Chen's successful return voyage may have alerted the Javanese to the benefits of commercial and political ties to Korea and Japan, and at some point, the Javanese king sent Chen as an ambassador to Japan. This appears to have been an official embassy, as Chen now claimed the aristocratic title arya given to the highest-ranking ambassadors in Majapahit court protocol. Chen reached the Japanese port of Hakata in the seventh lunisolar month (21 July – 20 August) of 1411 and was allowed to visit the Japanese capital of Kyoto in early 1412. At the same time, he sent his grandson, Chen Shichong (Chinese: 陳實崇 Chén Shíchóng), to Korea with Southeast Asian goods to thank the Korean government for its prior hospitality.

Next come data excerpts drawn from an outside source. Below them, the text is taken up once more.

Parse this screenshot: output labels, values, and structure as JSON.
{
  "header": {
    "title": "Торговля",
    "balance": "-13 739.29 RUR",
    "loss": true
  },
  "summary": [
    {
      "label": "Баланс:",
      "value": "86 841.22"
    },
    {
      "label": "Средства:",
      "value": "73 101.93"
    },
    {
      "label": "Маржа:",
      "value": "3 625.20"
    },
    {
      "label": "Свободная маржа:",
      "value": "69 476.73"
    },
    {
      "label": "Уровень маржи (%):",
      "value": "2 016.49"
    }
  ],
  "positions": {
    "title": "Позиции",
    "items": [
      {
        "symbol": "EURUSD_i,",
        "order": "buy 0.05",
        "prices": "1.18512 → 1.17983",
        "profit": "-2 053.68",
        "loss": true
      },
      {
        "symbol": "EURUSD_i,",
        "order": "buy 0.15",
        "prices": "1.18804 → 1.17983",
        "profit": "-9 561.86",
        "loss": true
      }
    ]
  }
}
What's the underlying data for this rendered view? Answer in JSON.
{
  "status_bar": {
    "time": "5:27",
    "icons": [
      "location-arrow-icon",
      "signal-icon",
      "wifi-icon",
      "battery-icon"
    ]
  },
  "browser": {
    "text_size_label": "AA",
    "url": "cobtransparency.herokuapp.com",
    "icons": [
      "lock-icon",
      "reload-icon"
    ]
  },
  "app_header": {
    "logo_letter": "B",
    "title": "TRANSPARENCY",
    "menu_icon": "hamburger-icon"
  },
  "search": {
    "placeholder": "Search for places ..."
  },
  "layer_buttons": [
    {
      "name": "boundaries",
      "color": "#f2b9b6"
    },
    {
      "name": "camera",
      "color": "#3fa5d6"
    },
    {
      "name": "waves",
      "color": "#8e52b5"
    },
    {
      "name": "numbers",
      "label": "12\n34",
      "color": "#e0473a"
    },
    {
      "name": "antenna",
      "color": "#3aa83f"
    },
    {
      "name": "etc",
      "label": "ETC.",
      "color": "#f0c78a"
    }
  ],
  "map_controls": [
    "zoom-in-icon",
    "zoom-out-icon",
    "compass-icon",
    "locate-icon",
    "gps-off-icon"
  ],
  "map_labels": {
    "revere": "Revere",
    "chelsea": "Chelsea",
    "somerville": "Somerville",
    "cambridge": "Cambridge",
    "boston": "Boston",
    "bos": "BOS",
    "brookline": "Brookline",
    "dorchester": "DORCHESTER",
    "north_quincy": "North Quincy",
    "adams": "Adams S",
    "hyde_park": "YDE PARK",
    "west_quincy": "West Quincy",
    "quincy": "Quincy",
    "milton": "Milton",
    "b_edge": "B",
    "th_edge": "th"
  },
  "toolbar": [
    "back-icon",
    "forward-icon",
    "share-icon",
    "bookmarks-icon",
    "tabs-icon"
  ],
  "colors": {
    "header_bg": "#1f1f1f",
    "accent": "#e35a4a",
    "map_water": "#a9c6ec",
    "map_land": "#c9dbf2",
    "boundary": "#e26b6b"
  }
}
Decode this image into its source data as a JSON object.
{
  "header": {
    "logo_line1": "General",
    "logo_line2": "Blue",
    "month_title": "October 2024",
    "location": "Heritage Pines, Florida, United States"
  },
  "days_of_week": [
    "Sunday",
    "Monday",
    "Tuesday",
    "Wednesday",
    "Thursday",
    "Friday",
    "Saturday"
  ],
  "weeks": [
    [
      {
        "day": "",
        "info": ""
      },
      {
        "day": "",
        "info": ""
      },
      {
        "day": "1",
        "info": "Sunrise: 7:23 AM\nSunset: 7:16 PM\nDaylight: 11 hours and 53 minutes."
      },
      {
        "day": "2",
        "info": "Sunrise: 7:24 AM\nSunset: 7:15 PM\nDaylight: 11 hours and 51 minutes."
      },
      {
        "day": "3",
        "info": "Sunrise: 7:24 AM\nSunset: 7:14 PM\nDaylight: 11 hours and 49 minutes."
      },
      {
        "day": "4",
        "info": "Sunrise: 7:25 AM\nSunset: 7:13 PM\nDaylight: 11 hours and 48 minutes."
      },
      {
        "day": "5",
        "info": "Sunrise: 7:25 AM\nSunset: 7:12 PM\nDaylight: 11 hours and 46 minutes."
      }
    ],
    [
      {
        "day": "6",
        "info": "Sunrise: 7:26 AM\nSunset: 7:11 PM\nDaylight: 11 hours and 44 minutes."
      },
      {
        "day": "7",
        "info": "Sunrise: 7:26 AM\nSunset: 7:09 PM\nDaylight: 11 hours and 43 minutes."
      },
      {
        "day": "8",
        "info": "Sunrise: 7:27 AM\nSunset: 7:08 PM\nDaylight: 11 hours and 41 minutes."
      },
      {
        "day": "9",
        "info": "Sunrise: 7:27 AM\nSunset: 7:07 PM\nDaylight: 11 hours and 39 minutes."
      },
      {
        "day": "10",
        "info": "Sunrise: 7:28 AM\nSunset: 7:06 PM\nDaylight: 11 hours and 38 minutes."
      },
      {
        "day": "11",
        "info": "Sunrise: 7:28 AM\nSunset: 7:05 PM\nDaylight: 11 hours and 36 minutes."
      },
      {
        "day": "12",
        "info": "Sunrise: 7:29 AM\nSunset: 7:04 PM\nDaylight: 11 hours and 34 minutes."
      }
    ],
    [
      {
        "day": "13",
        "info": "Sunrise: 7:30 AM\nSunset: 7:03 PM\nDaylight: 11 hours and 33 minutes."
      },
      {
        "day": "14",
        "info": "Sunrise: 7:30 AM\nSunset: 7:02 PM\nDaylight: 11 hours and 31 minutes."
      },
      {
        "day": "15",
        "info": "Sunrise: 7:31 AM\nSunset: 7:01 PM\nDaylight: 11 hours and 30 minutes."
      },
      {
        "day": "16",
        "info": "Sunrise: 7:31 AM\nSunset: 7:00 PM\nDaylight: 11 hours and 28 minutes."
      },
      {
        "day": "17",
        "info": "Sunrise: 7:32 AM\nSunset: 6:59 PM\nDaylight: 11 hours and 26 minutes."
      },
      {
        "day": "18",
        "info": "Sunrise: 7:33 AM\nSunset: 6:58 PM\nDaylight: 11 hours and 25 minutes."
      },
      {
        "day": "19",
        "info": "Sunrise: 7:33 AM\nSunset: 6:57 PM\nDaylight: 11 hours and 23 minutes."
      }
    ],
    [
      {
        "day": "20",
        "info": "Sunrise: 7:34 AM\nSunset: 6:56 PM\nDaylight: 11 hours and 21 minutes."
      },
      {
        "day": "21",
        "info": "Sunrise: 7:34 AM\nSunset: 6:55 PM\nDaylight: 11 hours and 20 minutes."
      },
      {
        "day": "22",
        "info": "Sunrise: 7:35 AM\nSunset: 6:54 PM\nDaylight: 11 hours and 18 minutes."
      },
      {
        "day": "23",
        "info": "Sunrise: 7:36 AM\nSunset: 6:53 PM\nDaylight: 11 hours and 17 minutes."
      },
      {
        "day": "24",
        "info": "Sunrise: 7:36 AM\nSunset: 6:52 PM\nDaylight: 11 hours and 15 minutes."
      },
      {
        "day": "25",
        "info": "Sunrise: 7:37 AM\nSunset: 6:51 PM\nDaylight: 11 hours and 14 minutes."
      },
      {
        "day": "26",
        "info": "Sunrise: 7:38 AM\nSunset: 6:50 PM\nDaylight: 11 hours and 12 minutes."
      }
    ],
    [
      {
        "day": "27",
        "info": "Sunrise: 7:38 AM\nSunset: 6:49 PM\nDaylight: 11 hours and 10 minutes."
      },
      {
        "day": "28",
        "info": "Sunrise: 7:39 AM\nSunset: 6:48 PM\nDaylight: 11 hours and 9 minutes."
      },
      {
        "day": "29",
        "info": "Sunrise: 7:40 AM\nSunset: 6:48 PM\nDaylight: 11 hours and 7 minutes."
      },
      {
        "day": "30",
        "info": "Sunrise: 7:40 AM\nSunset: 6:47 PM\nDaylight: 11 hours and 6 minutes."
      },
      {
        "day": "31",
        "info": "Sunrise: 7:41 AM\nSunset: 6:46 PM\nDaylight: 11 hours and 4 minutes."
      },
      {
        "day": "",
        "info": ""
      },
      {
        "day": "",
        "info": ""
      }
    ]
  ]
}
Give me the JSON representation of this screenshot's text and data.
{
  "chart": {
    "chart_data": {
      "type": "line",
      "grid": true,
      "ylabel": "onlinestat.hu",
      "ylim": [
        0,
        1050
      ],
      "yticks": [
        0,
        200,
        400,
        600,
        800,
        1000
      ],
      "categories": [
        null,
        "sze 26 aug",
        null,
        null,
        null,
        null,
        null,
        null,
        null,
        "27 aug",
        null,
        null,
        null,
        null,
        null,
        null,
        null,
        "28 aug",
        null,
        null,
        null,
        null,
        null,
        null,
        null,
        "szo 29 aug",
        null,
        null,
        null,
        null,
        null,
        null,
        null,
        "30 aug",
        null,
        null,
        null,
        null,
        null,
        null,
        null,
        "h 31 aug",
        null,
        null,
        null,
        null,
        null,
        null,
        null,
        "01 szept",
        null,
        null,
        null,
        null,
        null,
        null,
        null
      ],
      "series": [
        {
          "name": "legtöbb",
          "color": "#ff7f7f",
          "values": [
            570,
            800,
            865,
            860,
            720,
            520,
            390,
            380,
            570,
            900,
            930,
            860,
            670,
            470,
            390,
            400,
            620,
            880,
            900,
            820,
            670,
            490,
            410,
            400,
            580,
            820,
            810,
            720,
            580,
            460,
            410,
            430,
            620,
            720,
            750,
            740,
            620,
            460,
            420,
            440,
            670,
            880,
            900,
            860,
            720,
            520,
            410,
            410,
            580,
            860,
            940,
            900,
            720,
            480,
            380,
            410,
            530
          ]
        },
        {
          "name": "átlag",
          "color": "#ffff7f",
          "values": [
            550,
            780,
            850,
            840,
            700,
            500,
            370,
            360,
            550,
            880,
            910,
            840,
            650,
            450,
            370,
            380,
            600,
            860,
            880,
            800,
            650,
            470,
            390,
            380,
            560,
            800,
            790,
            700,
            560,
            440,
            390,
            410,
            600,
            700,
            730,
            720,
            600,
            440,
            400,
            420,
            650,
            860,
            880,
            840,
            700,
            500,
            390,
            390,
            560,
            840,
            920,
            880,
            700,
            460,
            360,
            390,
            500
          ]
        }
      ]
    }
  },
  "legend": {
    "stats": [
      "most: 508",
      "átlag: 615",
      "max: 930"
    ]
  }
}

Chen Shichong arrived in Korea in the fourth lunisolar month (11 May – 10 June) of 1412 and left on 3 July. Chen Shichong asked the Korean government for a naval escort back to Java, noting the dangers of Japanese pirates on the seas, who had repeatedly robbed his grandfather and might "murder us on the way [back] and conceal the traces [of the murder]." The Korean government declined, reflecting its tepid attitude towards maritime ventures and foreign commerce.

The Korean government's refusal of an escort is the last mention of Chen Yanxiang or his family in the surviving sources.